Bruce was questioned by police that night but released without being charged. He was arrested again that August and charged with first-degree murder. He spent about eight months behind bars before the charge was stayed by the Crown and later dropped. 

Bruce sailed through his direct examination by Crown attorney Steve Degen, but defence lawyers Peter Planetta and Malcolm Jeffcock pointed out various lies in two statements to police in June 2017 and a longer statement that August.

Bruce conceded he had not been honest and truthful with police, had told “white lies” and big lies, had made some things up and had deliberately not told investigators some things.
  
“It doesn’t bother you lying, does it?” Planetta said. “It doesn’t bother you at all.”

“No,” Bruce responded.

Later, Bruce admitted to Jeffcock that in addition to using crack, he provided it to other people, and that he had lied under oath Wednesday when he said he wasn’t a drug dealer. 

Jeffcock also got him to agree that he had perjured himself at other points in his testimony.

Bruce said he takes medication for bipolar disorder and has been diagnosed with ADHD. He said smoking crack makes him more awake, aware and energetic but sometimes causes him to zone out.

He said using crack hasn’t affected his memory, and that he had only recently remembered new details about the night of the killing.

A former chef, Bruce said he cooked dinner for Princess Diana during a royal visit while working at a hotel, and was burned for $1.3 million by an ex 20 years ago.
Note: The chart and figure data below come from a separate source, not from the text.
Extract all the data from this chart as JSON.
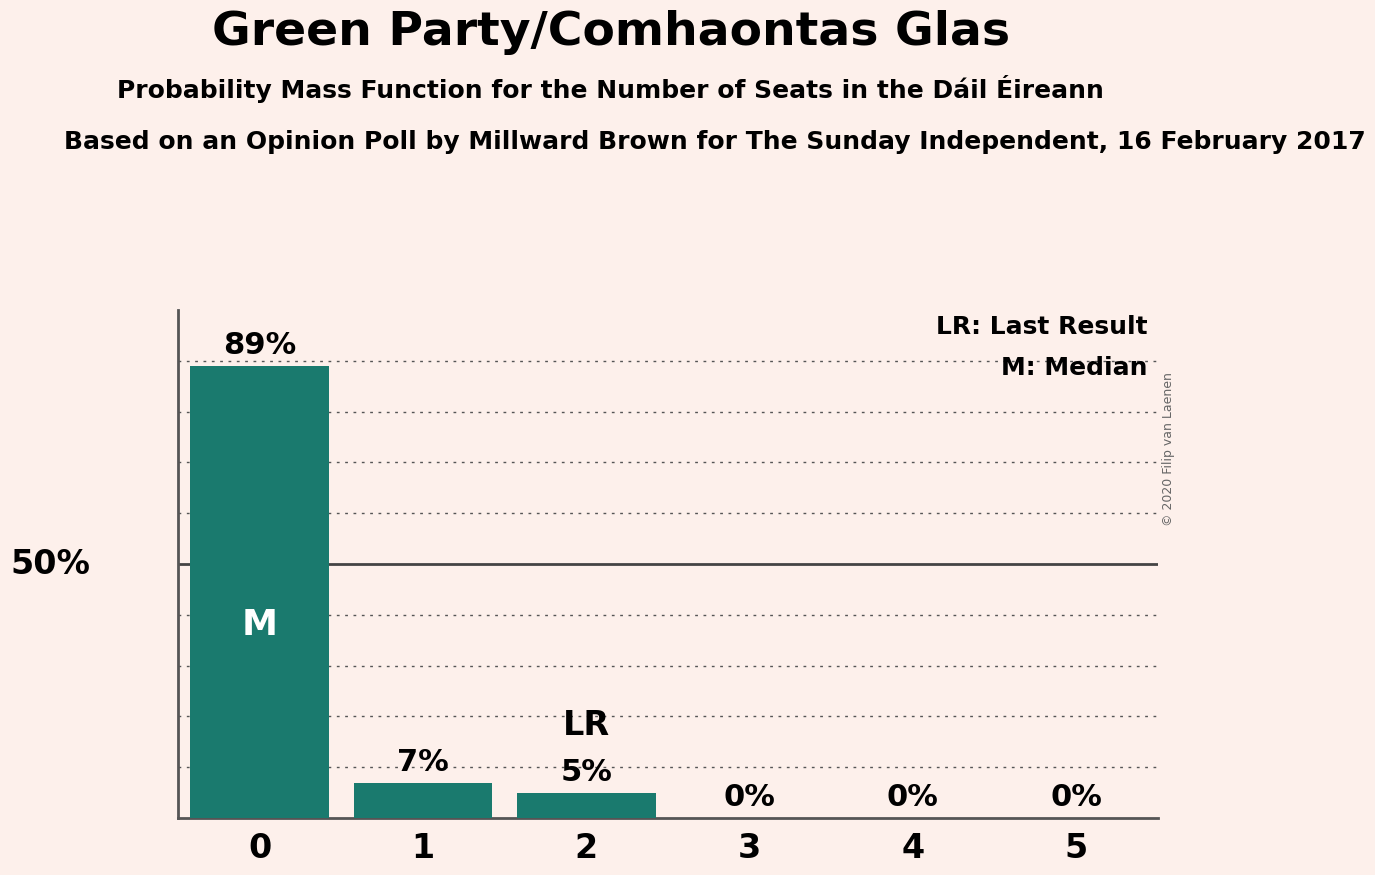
{
  "title": "Green Party/Comhaontas Glas",
  "subtitle": "Probability Mass Function for the Number of Seats in the Dáil Éireann",
  "source_line": "Based on an Opinion Poll by Millward Brown for The Sunday Independent, 16 February 2017",
  "copyright": "© 2020 Filip van Laenen",
  "seats": [
    0,
    1,
    2,
    3,
    4,
    5
  ],
  "probabilities": [
    0.89,
    0.07,
    0.05,
    0.0,
    0.0,
    0.0
  ],
  "bar_color": "#1a7a6e",
  "background_color": "#fdf0eb",
  "median": 0,
  "last_result": 2,
  "y_label_50": "50%",
  "y_max": 1.0,
  "legend_lr": "LR: Last Result",
  "legend_m": "M: Median",
  "grid_lines": [
    0.1,
    0.2,
    0.3,
    0.4,
    0.5,
    0.6,
    0.7,
    0.8,
    0.9
  ],
  "solid_line": 0.5,
  "title_fontsize": 34,
  "subtitle_fontsize": 18,
  "source_fontsize": 18,
  "bar_label_fontsize": 22,
  "axis_fontsize": 24,
  "y_axis_label_fontsize": 24,
  "legend_fontsize": 18,
  "marker_fontsize": 22,
  "copyright_fontsize": 9
}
He said he had accumulated the money over a period of two years by selling marijuana for $20 a gram.

In 2017, he told police that one of his sources for drugs when he was a dealer was John Gotti’s cousin.

“Sometimes do you have feelings of grandiosity?” Jeffcock asked.

“I’ve been told that, but I don’t think that way,” Bruce said.

Bruce will be back on the stand Friday for further cross-examination.

The trial got underway Nov. 4 and is scheduled to sit until Nov. 29. A jury of nine men and four women is hearing the case, with Justice Christa Brothers presiding.